Introduction: Overactive bladder (OAB) and cognitive impairment (CI) are both increasingly prevalent with age. Given the association between anticholinergics and dementia, there is need to optimize other therapies. Though AUA/SUFU OAB guidelines cite intact cognitive ability as necessary to maintain sacral neuromodulation (SNM), the impact of cognitive function on SNM outcomes remains unknown. This study assessed the impact of CI diagnosis on SNM in older patients.
Methods: A retrospective review was completed of patients =55 years old who underwent test-phase SNM (peripheral nerve evaluation (PNE) or stage 1) for urge-frequency or urgency urinary incontinence between 1/2014-3/2021 within a large regional health system. Patient demographics, comorbidities, CI diagnoses (dementia or mild CI), OAB medication and/or botulinum toxin use, and SNM procedures were recorded. SNM procedures and outcomes were categorized as implant, explant, and/or revision. Uni- and multivariable logistic regression modeling assessed for the impact of CI on implantation rates.

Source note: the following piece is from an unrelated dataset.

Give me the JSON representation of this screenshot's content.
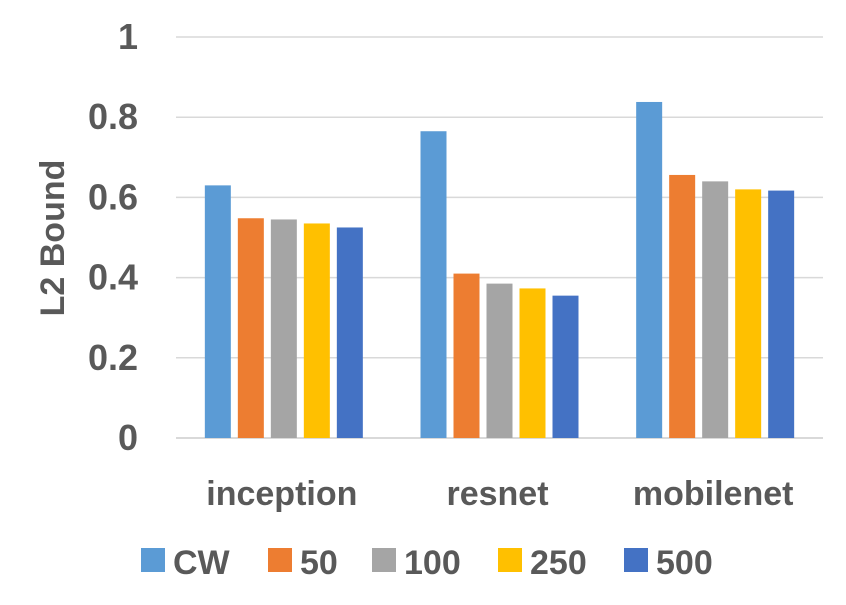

Results: A total of 510 patients underwent SNM test-phase (161 PNE, 349 Stage 1). Mean age was 71.0 (8.5) years and the majority (79.6%) were female. Overall, 52 (10.1%) patients had a CI diagnosis at the time of SNM, and 30 (6.0%) were diagnosed after SNM at a median 18.5 [9.25, 39.5] months. Patients with CI were older with more comorbidities and were more likely to undergo PNE (Table 1). Univariable analysis found no difference in implantation rate based on pre-SNM CI (85.4% vs 76.9%, p=0.16). Multivariable modeling identified PNE (OR 0.42, 95%CI 0.26-0.70) and age (OR 0.95, 95%CI 0.93-0.98), but not CI or dementia, as independent negative predictors of implantation. Implanted patients had median follow-up of 12 [4.0, 39.5] months. Patients with CI were more likely to continue B3 agonists (37.1% vs 16.0%, p=0.04) following implant but rates of anticholinergic or new intradetrusor botulinum toxin use did not differ. Explant (12.1%), revision (10.4%), and battery replacement (3.4%) rates also did not differ according to CI.
Conclusions: Patients with CI and OAB proceed to SNM implant at rates that do not differ from patients without cognitive deficits. CI should not preclude providers from offering SNM for refractory OAB.